Le travail minutieux et patient des compressions qui abiment la matière vidéo se déploie de manière diffuse, dans les interstices et à travers les feuillages luxuriants. Il opère par irrigation organique et contagion. La traversée des strates de l’image s’organise, non pas selon de lignes de fuite qui nous entrainent dans les profondeur d’un paysage en fusion, à l’instar d’Après le feu, non plus selon des rythmes internes des masses géologiques, en dislocations, ruptures tectoniques, coulées massives et crevasses, comme dans Alpi, non plus dans de doux glissements, régis par une dérive contrôlée qui enclenche un vortex irrésistibles au cœur de plans à la fois denses et vaporeux, à l’instar des films génératifs du Marais Poitevin.

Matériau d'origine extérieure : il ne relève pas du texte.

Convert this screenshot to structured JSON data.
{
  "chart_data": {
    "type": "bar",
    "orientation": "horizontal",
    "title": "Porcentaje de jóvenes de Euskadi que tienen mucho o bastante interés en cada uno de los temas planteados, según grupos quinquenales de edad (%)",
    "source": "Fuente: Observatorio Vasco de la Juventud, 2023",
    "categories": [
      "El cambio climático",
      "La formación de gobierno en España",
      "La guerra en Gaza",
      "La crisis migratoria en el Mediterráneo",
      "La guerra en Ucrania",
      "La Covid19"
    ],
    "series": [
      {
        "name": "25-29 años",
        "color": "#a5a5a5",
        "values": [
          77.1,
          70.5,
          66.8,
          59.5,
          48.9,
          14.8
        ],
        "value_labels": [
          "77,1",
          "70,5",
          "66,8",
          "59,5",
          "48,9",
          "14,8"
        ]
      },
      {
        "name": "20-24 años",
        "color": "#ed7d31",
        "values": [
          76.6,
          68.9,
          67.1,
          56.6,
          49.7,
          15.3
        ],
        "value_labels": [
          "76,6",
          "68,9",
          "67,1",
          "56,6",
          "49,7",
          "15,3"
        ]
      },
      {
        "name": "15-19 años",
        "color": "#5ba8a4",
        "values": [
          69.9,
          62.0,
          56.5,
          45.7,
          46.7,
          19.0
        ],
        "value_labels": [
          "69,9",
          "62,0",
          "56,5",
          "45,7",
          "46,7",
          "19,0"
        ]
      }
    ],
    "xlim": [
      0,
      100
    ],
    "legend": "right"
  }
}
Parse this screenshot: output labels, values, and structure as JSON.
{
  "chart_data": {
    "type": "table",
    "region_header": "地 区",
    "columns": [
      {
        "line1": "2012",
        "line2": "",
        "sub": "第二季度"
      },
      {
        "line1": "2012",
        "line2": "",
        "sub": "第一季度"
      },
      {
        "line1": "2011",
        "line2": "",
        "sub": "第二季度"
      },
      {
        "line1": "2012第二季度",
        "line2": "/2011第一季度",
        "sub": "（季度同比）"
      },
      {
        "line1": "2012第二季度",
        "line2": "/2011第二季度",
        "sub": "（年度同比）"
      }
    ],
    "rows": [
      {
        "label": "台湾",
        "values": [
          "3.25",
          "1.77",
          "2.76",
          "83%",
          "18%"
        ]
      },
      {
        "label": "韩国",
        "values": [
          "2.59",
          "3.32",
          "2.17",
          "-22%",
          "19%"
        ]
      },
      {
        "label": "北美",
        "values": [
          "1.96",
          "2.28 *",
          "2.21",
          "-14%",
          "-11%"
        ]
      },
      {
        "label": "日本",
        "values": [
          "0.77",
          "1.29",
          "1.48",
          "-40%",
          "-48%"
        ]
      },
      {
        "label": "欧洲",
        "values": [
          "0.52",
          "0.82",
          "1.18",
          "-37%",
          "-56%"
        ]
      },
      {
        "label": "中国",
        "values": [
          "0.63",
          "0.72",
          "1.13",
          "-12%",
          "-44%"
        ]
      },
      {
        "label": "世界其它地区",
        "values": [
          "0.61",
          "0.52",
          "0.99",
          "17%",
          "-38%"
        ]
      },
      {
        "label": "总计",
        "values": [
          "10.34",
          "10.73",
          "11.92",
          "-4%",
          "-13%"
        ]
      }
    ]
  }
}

Nous sommes plus proches d’une œuvre comme Arvore da vida montrée l’an dernier dans une projection inédite au Collège des Bernardins. On sent, avec M (Madeira) le pouls de la vie qui irrigue l’image. L’artiste est attentif aux frémissements du paysage, privilégie le flottement et les persistances rétiniennes. Une succession rapide de plans de cimes, de nuages ou de vagues nous fait définitivement perdre pied. Le film creuse le sillon d’une très inspirée chorégraphie des éléments. L’apparition de l’humain finit par installer durablement une étrange sensation de simultanéité, de suspension de la succession – passé, présent, futur cohabitent dans l’image qui accueille dans sa texture même multiples strates d’une temporalité en train de se dissoudre. Les silhouettes se fondent dans la matière numérique du paysage. Des jeux d’échelles surprenants conduisent à la danse fantasmatique d’un homme avec lui même dans une temporalité diffractée, avant que la terre rouge qu’il laboure ne finisse par le ravaler. M (Madeira), rocher perdu au milieu de l’océan, s’offre à nos sens, matière travaillée par la vie qui se décompose et se recompose inéluctablement.